INTRODUCTION TO EMPIRICAL METHODS FOR COMMUNICATION RESEARCH

Prerequisite:

CMNS 110-3 or CMNS 130-3.

Research begins with a question. How many of these are also those? Why do so many of those end up in these circumstances? How often does this happen? This course is about research – the process of asking questions about the world around you, and getting answers to those questions. In particular, it is about empirical research – research in which the questions are about things that exist or happen, questions about people or events or circumstances in the world that do or do not happen – and in which the answers are obtained by somehow observing things in the world.


Week Topic

1 Scientific vs. non-scientific enquiry. Paradigms, theory, explanation, research. Conceptualizing: concepts & variables.

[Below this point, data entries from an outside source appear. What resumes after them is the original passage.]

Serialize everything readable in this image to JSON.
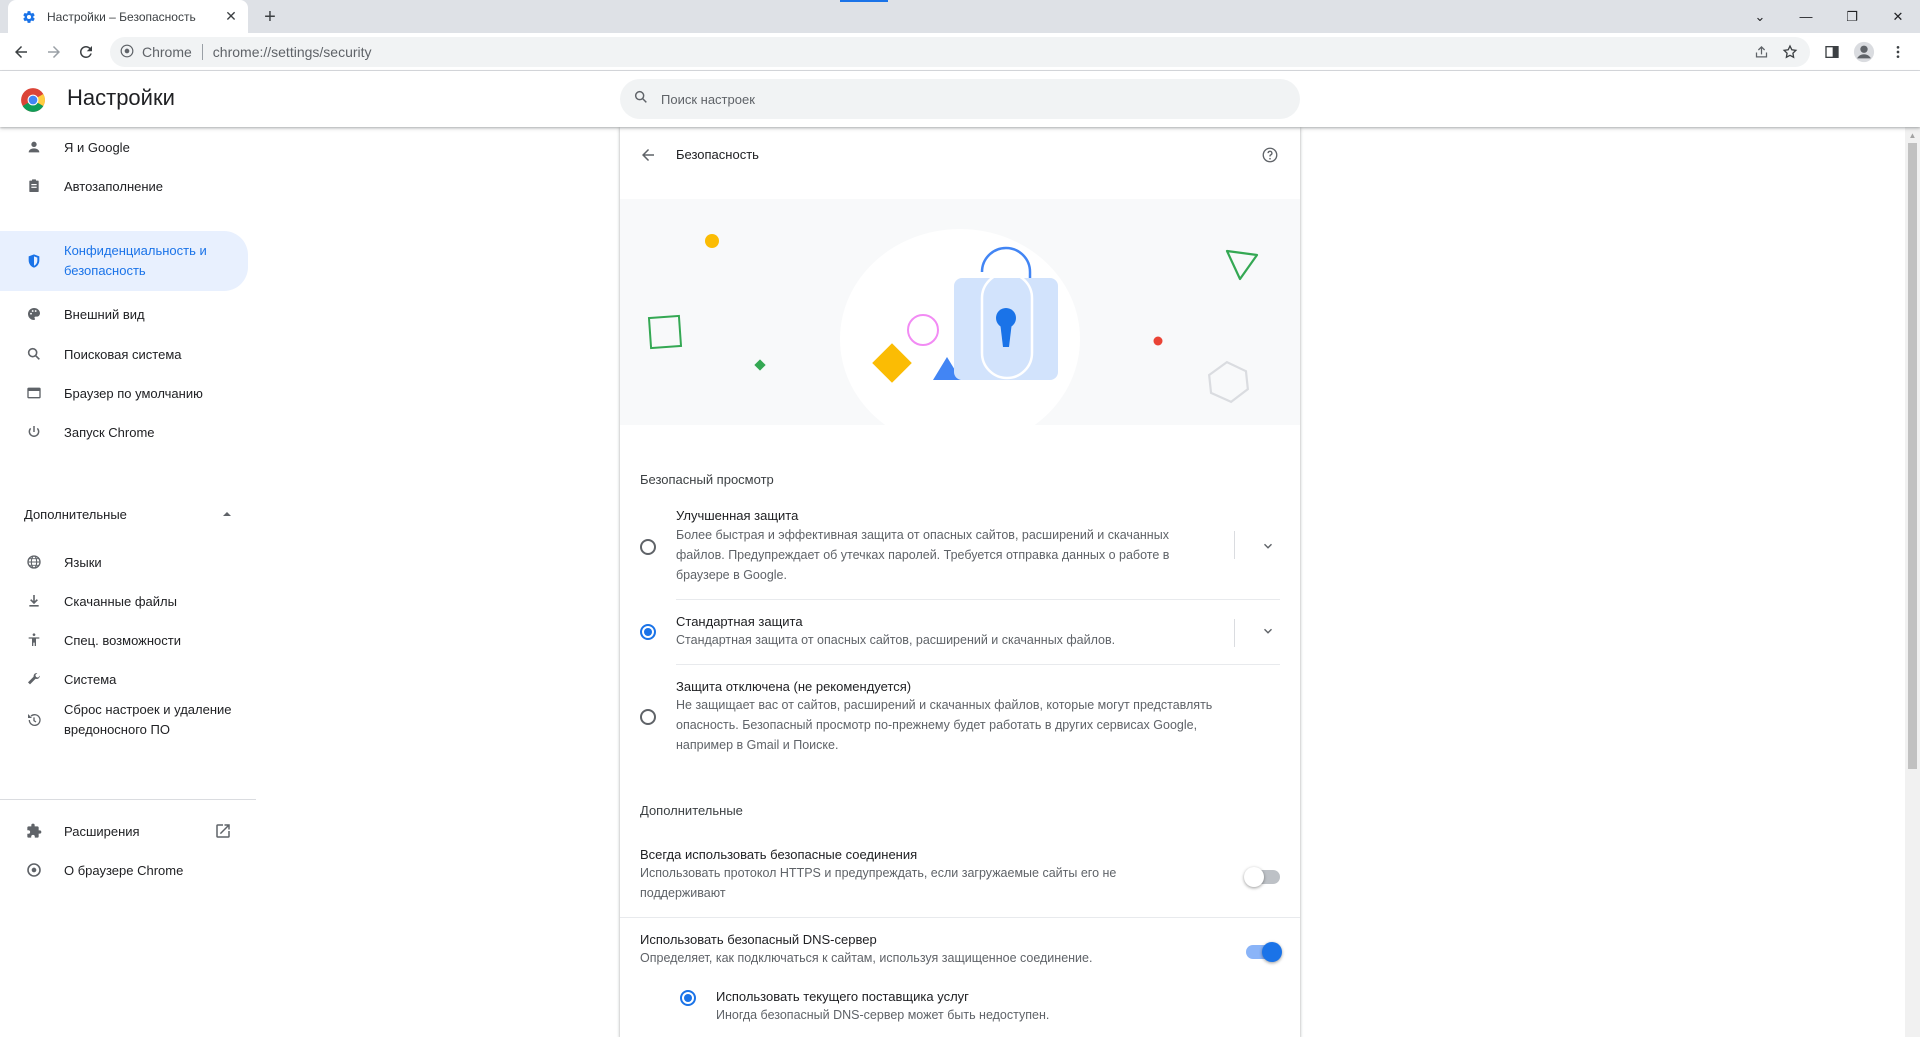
{
  "tab": {
    "title": "Настройки – Безопасность",
    "close": "✕",
    "new": "+"
  },
  "window": {
    "dropdown": "⌄",
    "minimize": "—",
    "restore": "❐",
    "close": "✕"
  },
  "omnibox": {
    "site": "Chrome",
    "url": "chrome://settings/security"
  },
  "header": {
    "title": "Настройки",
    "search_placeholder": "Поиск настроек"
  },
  "sidebar": {
    "items": [
      {
        "label": "Я и Google",
        "icon": "person-icon"
      },
      {
        "label": "Автозаполнение",
        "icon": "clipboard-icon"
      },
      {
        "label": "Конфиденциальность и безопасность",
        "icon": "shield-icon",
        "active": true
      },
      {
        "label": "Внешний вид",
        "icon": "palette-icon"
      },
      {
        "label": "Поисковая система",
        "icon": "search-icon"
      },
      {
        "label": "Браузер по умолчанию",
        "icon": "browser-icon"
      },
      {
        "label": "Запуск Chrome",
        "icon": "power-icon"
      }
    ],
    "advanced_label": "Дополнительные",
    "advanced_items": [
      {
        "label": "Языки",
        "icon": "globe-icon"
      },
      {
        "label": "Скачанные файлы",
        "icon": "download-icon"
      },
      {
        "label": "Спец. возможности",
        "icon": "accessibility-icon"
      },
      {
        "label": "Система",
        "icon": "wrench-icon"
      },
      {
        "label": "Сброс настроек и удаление вредоносного ПО",
        "icon": "restore-icon"
      }
    ],
    "extensions_label": "Расширения",
    "about_label": "О браузере Chrome"
  },
  "page": {
    "title": "Безопасность",
    "safe_browsing_header": "Безопасный просмотр",
    "options": [
      {
        "title": "Улучшенная защита",
        "desc": "Более быстрая и эффективная защита от опасных сайтов, расширений и скачанных файлов. Предупреждает об утечках паролей. Требуется отправка данных о работе в браузере в Google.",
        "selected": false
      },
      {
        "title": "Стандартная защита",
        "desc": "Стандартная защита от опасных сайтов, расширений и скачанных файлов.",
        "selected": true
      },
      {
        "title": "Защита отключена (не рекомендуется)",
        "desc": "Не защищает вас от сайтов, расширений и скачанных файлов, которые могут представлять опасность. Безопасный просмотр по-прежнему будет работать в других сервисах Google, например в Gmail и Поиске.",
        "selected": false
      }
    ],
    "advanced_header": "Дополнительные",
    "https": {
      "title": "Всегда использовать безопасные соединения",
      "desc": "Использовать протокол HTTPS и предупреждать, если загружаемые сайты его не поддерживают",
      "enabled": false
    },
    "dns": {
      "title": "Использовать безопасный DNS-сервер",
      "desc": "Определяет, как подключаться к сайтам, используя защищенное соединение.",
      "enabled": true
    },
    "dns_option": {
      "title": "Использовать текущего поставщика услуг",
      "desc": "Иногда безопасный DNS-сервер может быть недоступен.",
      "selected": true
    }
  },
  "colors": {
    "accent": "#1a73e8",
    "active_bg": "#e8f0fe"
  }
}
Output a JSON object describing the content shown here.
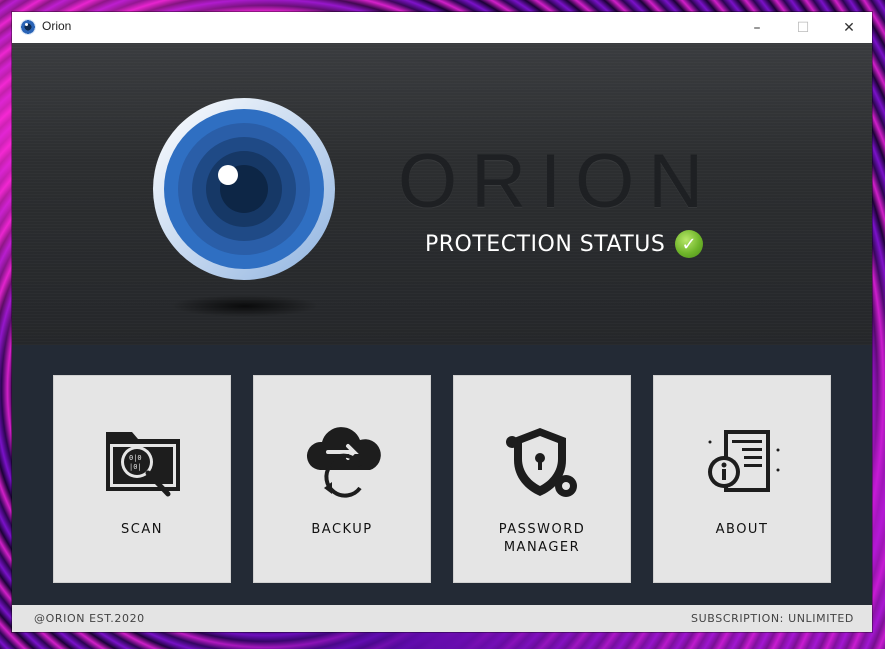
{
  "window": {
    "title": "Orion",
    "controls": {
      "minimize": "–",
      "maximize": "☐",
      "close": "✕"
    }
  },
  "hero": {
    "brand": "ORION",
    "status_text": "PROTECTION STATUS",
    "status_icon": "check-circle-icon",
    "status_color": "#6fb52a"
  },
  "tiles": [
    {
      "label": "SCAN",
      "icon": "folder-scan-icon"
    },
    {
      "label": "BACKUP",
      "icon": "cloud-sync-icon"
    },
    {
      "label_line1": "PASSWORD",
      "label_line2": "MANAGER",
      "icon": "shield-lock-icon"
    },
    {
      "label": "ABOUT",
      "icon": "info-document-icon"
    }
  ],
  "footer": {
    "left": "@ORION EST.2020",
    "right": "SUBSCRIPTION: UNLIMITED"
  },
  "colors": {
    "hero_bg": "#2c2e30",
    "panel_bg": "#232a35",
    "tile_bg": "#e5e5e5",
    "accent_blue": "#2a64b6"
  }
}
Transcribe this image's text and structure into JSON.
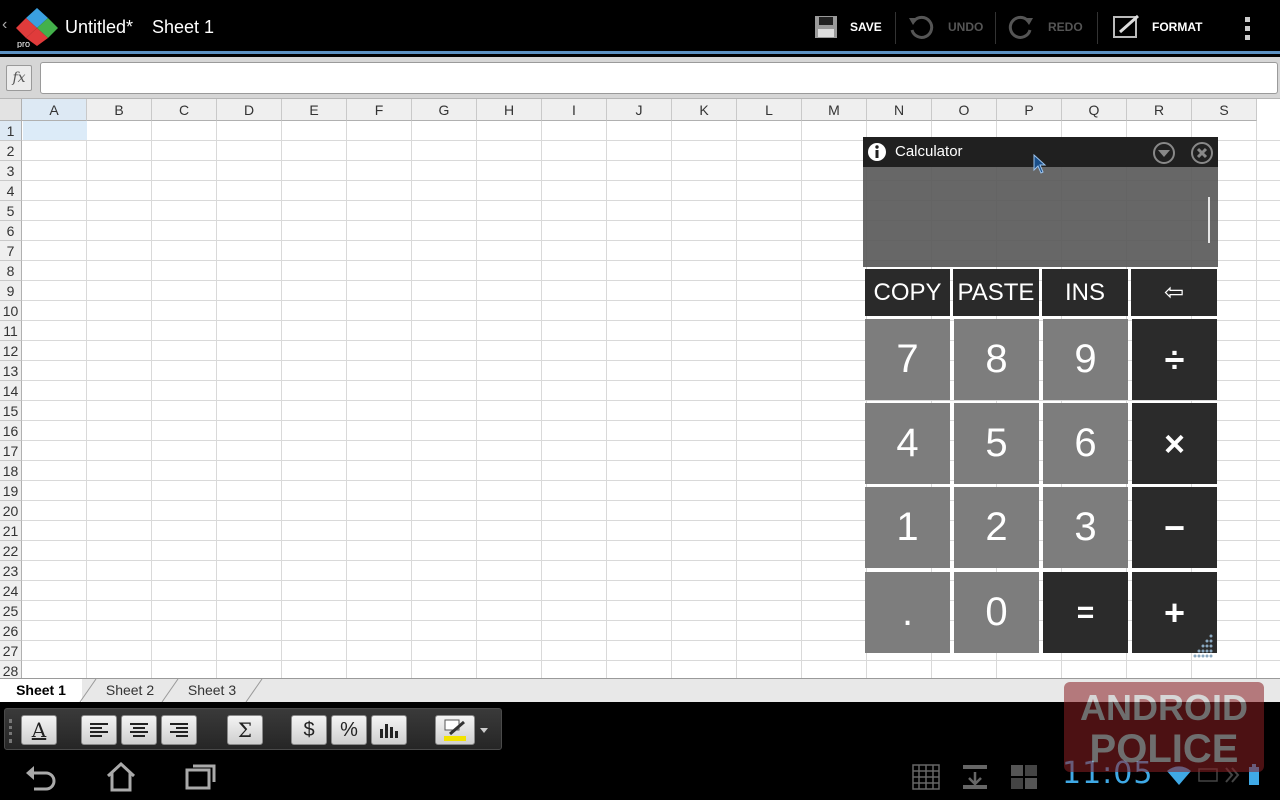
{
  "actionbar": {
    "back_glyph": "‹",
    "title": "Untitled*",
    "sheet_name": "Sheet 1",
    "save_label": "SAVE",
    "undo_label": "UNDO",
    "redo_label": "REDO",
    "format_label": "FORMAT",
    "accent_color": "#5c91c2"
  },
  "formula_bar": {
    "fx_label": "fx",
    "value": ""
  },
  "grid": {
    "columns": [
      "A",
      "B",
      "C",
      "D",
      "E",
      "F",
      "G",
      "H",
      "I",
      "J",
      "K",
      "L",
      "M",
      "N",
      "O",
      "P",
      "Q",
      "R",
      "S"
    ],
    "rows": [
      "1",
      "2",
      "3",
      "4",
      "5",
      "6",
      "7",
      "8",
      "9",
      "10",
      "11",
      "12",
      "13",
      "14",
      "15",
      "16",
      "17",
      "18",
      "19",
      "20",
      "21",
      "22",
      "23",
      "24",
      "25",
      "26",
      "27",
      "28"
    ],
    "selected_cell": "A1"
  },
  "sheet_tabs": [
    {
      "label": "Sheet 1",
      "active": true
    },
    {
      "label": "Sheet 2",
      "active": false
    },
    {
      "label": "Sheet 3",
      "active": false
    }
  ],
  "calculator": {
    "title": "Calculator",
    "display": "",
    "top_keys": [
      "COPY",
      "PASTE",
      "INS",
      "⇦"
    ],
    "number_keys": [
      [
        "7",
        "8",
        "9"
      ],
      [
        "4",
        "5",
        "6"
      ],
      [
        "1",
        "2",
        "3"
      ],
      [
        ".",
        "0"
      ]
    ],
    "op_keys": [
      "÷",
      "×",
      "−",
      "+"
    ],
    "equals_key": "="
  },
  "toolbar": {
    "font_glyph": "A",
    "sum_glyph": "Σ",
    "currency_glyph": "$",
    "percent_glyph": "%"
  },
  "status": {
    "time": "11:05"
  },
  "icons": [
    "app-logo-icon",
    "save-icon",
    "undo-icon",
    "redo-icon",
    "format-icon",
    "overflow-menu-icon",
    "info-icon",
    "minimize-icon",
    "close-icon",
    "back-icon",
    "home-icon",
    "recent-apps-icon",
    "wifi-icon",
    "battery-icon"
  ],
  "watermark": "ANDROID POLICE"
}
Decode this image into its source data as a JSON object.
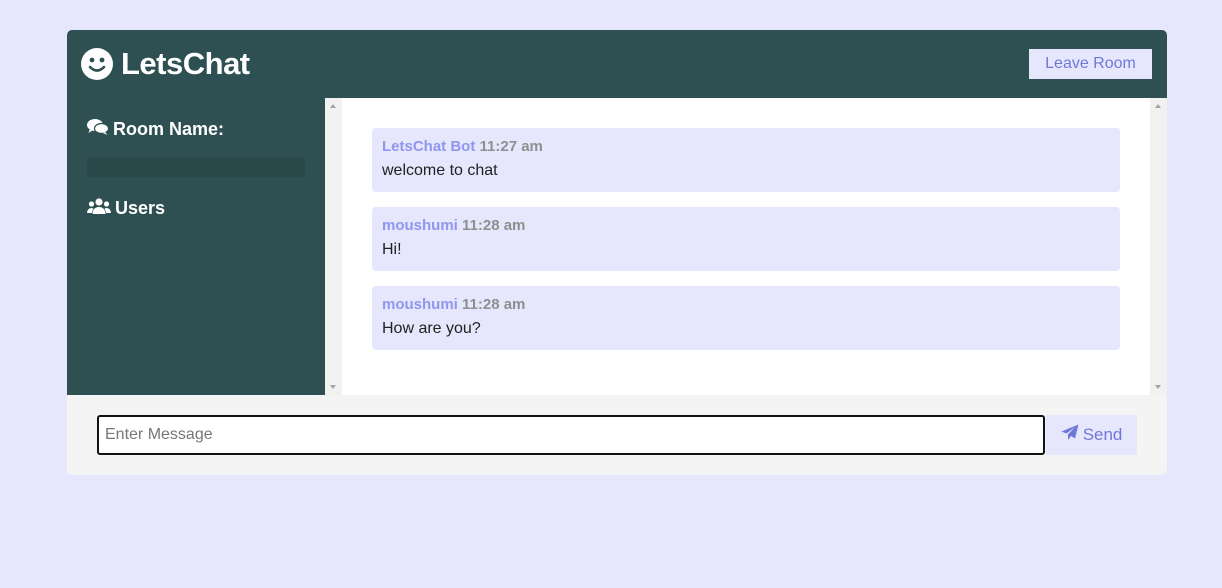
{
  "header": {
    "title": "LetsChat",
    "leave_label": "Leave Room"
  },
  "sidebar": {
    "room_label": "Room Name:",
    "room_value": "",
    "users_label": "Users"
  },
  "messages": [
    {
      "user": "LetsChat Bot",
      "time": "11:27 am",
      "text": "welcome to chat"
    },
    {
      "user": "moushumi",
      "time": "11:28 am",
      "text": "Hi!"
    },
    {
      "user": "moushumi",
      "time": "11:28 am",
      "text": "How are you?"
    }
  ],
  "composer": {
    "placeholder": "Enter Message",
    "value": "",
    "send_label": "Send"
  },
  "colors": {
    "background": "#e6e6fc",
    "header": "#2f5052",
    "accent": "#6f78d9",
    "username": "#8f97ee"
  }
}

2 Research questions. Operationalizing research. Measurement. Four kinds of numbers. Categorical vs. continuous. Levels of scaling.

3 Validity and reliability. Sampling: non-probability and probability sampling.

4 Univariate descriptive statistics. Central tendency: mode, median, mean. Dispersion: range, IQR.

5 Variance, standard deviation. The computational method. Z-score.

Mid-term exam #1.

6 Distributions. The normal distribution. Sampling variability, sampling distributions, standard errors.

7 Confidence intervals, Z-test of a single mean.

8 Bivariate descriptive statistics: cross-tabulation, discrete relationships.

9 Mid-term exam #2. Continuous relationships: covariance, correlation, regression.

10 Inferential statistics: statistical significance -- sampling variability ... or not? The null hypothesis. Testing the null hypothesis. Chi-squared.

11 Z-test for difference between means. Testing correlations.

12 t-test for difference between means. ANOVA.

13 Research design, experiments, survey research.


Required Text:

William D. Richards, The Zen of Empirical Research. 1998.


Grading:

Mid-term exam #1 week 5
14%
Mid-term exam #2 week 9
24%
Final exam final exam period
38%
Assignments
24%



The School expects that the grades awarded in this course will bear some reasonable relation to established university-wide practices with respect to both levels and distribution of grades. In addition, the School will follow Policy T10.02 with respect to “Intellectual Honesty” and “Academic Discipline” (see the current Calendar, General Regulations section).